The Currency Board – Lithuania’s Weightiest Reform – Marks the 10th Anniversary

A special publication presents an outlook of the currency board’s advocates and opponents after ten years
 
On April 1, 2004 the currency board system marked its ten-year anniversary in Lithuania. This reform has helped stabilising the country’s troubled economy after stormy fluctuations and scandals triggered by policies of Lithuania’s central bank.JN0-533
Thanks to this monetary-policy regime, the economy gained a long-term stability, hyperinflation plummeted to its record lows, and money was safeguarded against government intervention and manipulation.
After heated and lengthy debates in political and business circles, on April 1, 1994 the Law on Litas Credibility was adopted which pegged the national currency – litas – to a stable anchor currency at a fixed exchange rate. At the start the litas was tied to the US dollar and on February 2, 2002 it was re-pegged to the euro. Although the currency board was criticized for inflexibility, the transparency and reliability of the Lithuanian monetary system increased and the results were striking. In just the first six months after its introduction interest on loans skidded down twice and three-digit inflation started to fall at a rapid pace.

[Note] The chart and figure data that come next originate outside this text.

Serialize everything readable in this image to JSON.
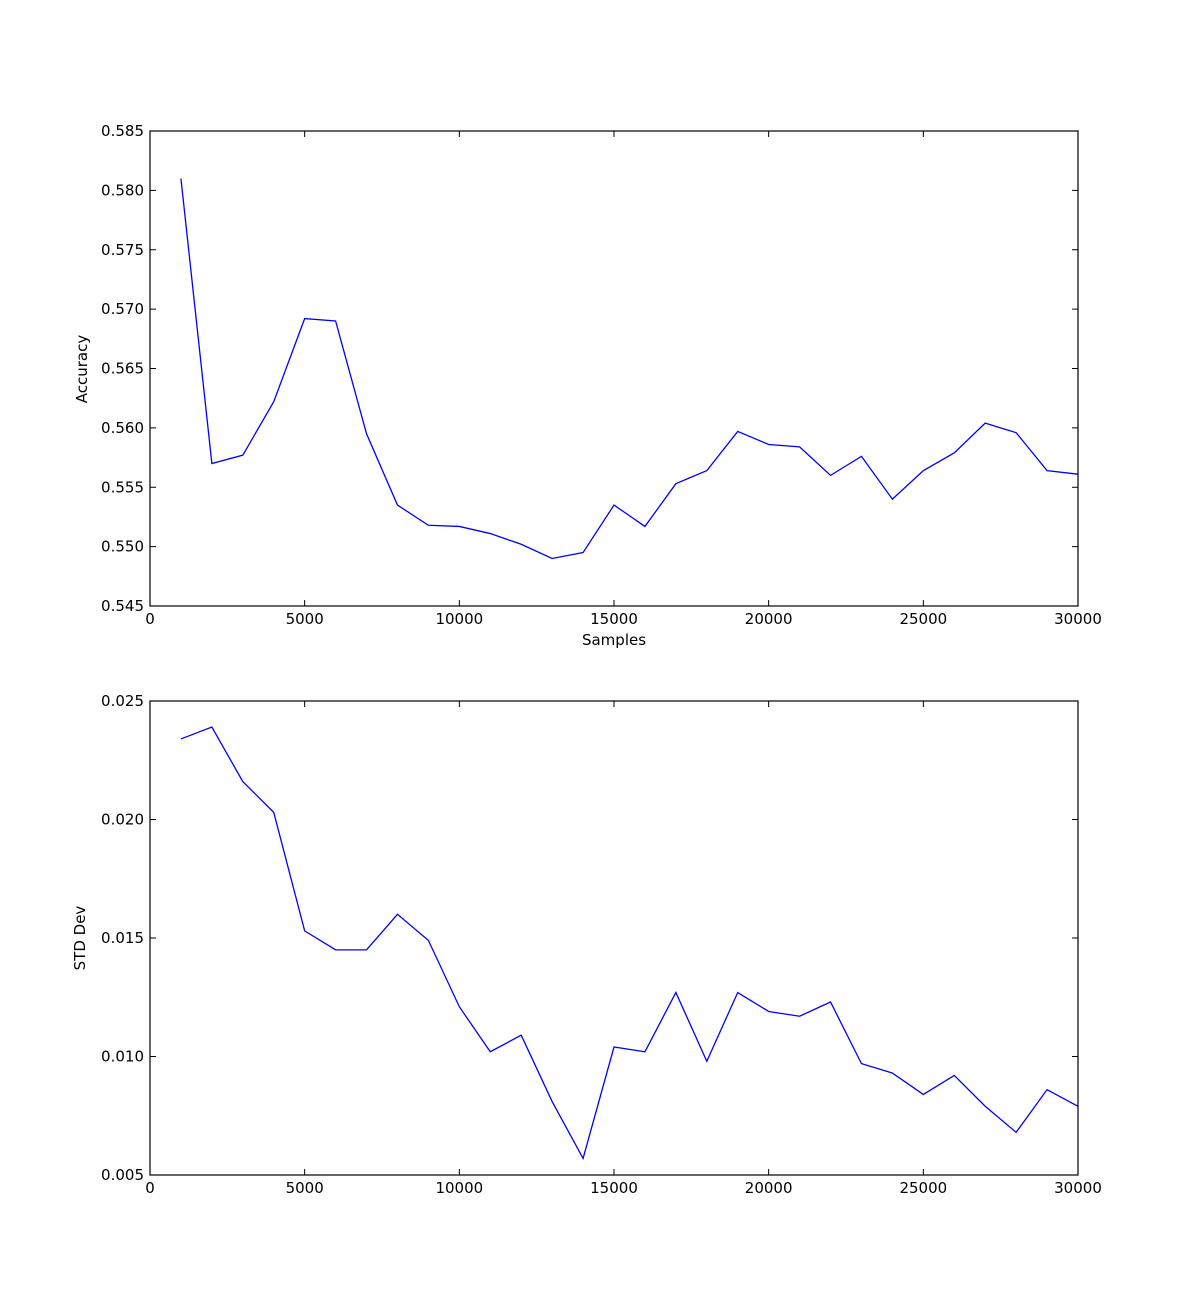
{
  "chart_data": [
    {
      "type": "line",
      "title": "",
      "xlabel": "Samples",
      "ylabel": "Accuracy",
      "xlim": [
        0,
        30000
      ],
      "ylim": [
        0.545,
        0.585
      ],
      "grid": false,
      "line_color": "#0000ff",
      "x_ticks": [
        {
          "value": 0,
          "label": "0"
        },
        {
          "value": 5000,
          "label": "5000"
        },
        {
          "value": 10000,
          "label": "10000"
        },
        {
          "value": 15000,
          "label": "15000"
        },
        {
          "value": 20000,
          "label": "20000"
        },
        {
          "value": 25000,
          "label": "25000"
        },
        {
          "value": 30000,
          "label": "30000"
        }
      ],
      "y_ticks": [
        {
          "value": 0.545,
          "label": "0.545"
        },
        {
          "value": 0.55,
          "label": "0.550"
        },
        {
          "value": 0.555,
          "label": "0.555"
        },
        {
          "value": 0.56,
          "label": "0.560"
        },
        {
          "value": 0.565,
          "label": "0.565"
        },
        {
          "value": 0.57,
          "label": "0.570"
        },
        {
          "value": 0.575,
          "label": "0.575"
        },
        {
          "value": 0.58,
          "label": "0.580"
        },
        {
          "value": 0.585,
          "label": "0.585"
        }
      ],
      "x": [
        1000,
        2000,
        3000,
        4000,
        5000,
        6000,
        7000,
        8000,
        9000,
        10000,
        11000,
        12000,
        13000,
        14000,
        15000,
        16000,
        17000,
        18000,
        19000,
        20000,
        21000,
        22000,
        23000,
        24000,
        25000,
        26000,
        27000,
        28000,
        29000,
        30000
      ],
      "series": [
        {
          "values": [
            0.581,
            0.557,
            0.5577,
            0.5622,
            0.5692,
            0.569,
            0.5595,
            0.5535,
            0.5518,
            0.5517,
            0.5511,
            0.5502,
            0.549,
            0.5495,
            0.5535,
            0.5517,
            0.5553,
            0.5564,
            0.5597,
            0.5586,
            0.5584,
            0.556,
            0.5576,
            0.554,
            0.5564,
            0.5579,
            0.5604,
            0.5596,
            0.5564,
            0.5561
          ]
        }
      ]
    },
    {
      "type": "line",
      "title": "",
      "xlabel": "",
      "ylabel": "STD Dev",
      "xlim": [
        0,
        30000
      ],
      "ylim": [
        0.005,
        0.025
      ],
      "grid": false,
      "line_color": "#0000ff",
      "x_ticks": [
        {
          "value": 0,
          "label": "0"
        },
        {
          "value": 5000,
          "label": "5000"
        },
        {
          "value": 10000,
          "label": "10000"
        },
        {
          "value": 15000,
          "label": "15000"
        },
        {
          "value": 20000,
          "label": "20000"
        },
        {
          "value": 25000,
          "label": "25000"
        },
        {
          "value": 30000,
          "label": "30000"
        }
      ],
      "y_ticks": [
        {
          "value": 0.005,
          "label": "0.005"
        },
        {
          "value": 0.01,
          "label": "0.010"
        },
        {
          "value": 0.015,
          "label": "0.015"
        },
        {
          "value": 0.02,
          "label": "0.020"
        },
        {
          "value": 0.025,
          "label": "0.025"
        }
      ],
      "x": [
        1000,
        2000,
        3000,
        4000,
        5000,
        6000,
        7000,
        8000,
        9000,
        10000,
        11000,
        12000,
        13000,
        14000,
        15000,
        16000,
        17000,
        18000,
        19000,
        20000,
        21000,
        22000,
        23000,
        24000,
        25000,
        26000,
        27000,
        28000,
        29000,
        30000
      ],
      "series": [
        {
          "values": [
            0.0234,
            0.0239,
            0.0216,
            0.0203,
            0.0153,
            0.0145,
            0.0145,
            0.016,
            0.0149,
            0.0121,
            0.0102,
            0.0109,
            0.0081,
            0.0057,
            0.0104,
            0.0102,
            0.0127,
            0.0098,
            0.0127,
            0.0119,
            0.0117,
            0.0123,
            0.0097,
            0.0093,
            0.0084,
            0.0092,
            0.0079,
            0.0068,
            0.0086,
            0.0079
          ]
        }
      ]
    }
  ]
}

The currency board was predicted a short life, nevertheless, it has survived repeated attempts made by the business community and the government to eliminate it. Today scarcely anyone doubts that this monetary-policy regime will be preserved until Lithuania joins the European Monetary Union where monetary policy is steered by the European Central Bank. After ten years a number of monetary policy specialists and even opponents admit that the launch of the currency board arrangement has been the most successful and the weightiest economic reform in Lithuania.
Commemorating the tenth anniversary of the currency board in Lithuanian, the Lithuanian Free Market Institute (LFMI) has released an electronic publication “The Free Market” which presents its champions’ and opponents’ approach to the currency board after a decade.
The publication contains opinions, evaluations and recollections of those who took an active part in piloting this reform in Lithuania: the-then Prime Minister Adolfas Slezevicius, LFMI’s Chair of Board Elena Leontjeva, Chief Economic Adviser to the President of Vilniaus bankas Gitanas Nauseda, Head of the Monetary Policy Division of the Bank of Lithuania Sigitas Siaudinis,700-501
and Senior Economist to the Vice Chairman of the Joint Economic Committee of the U.S. Congress Kurt Schuler.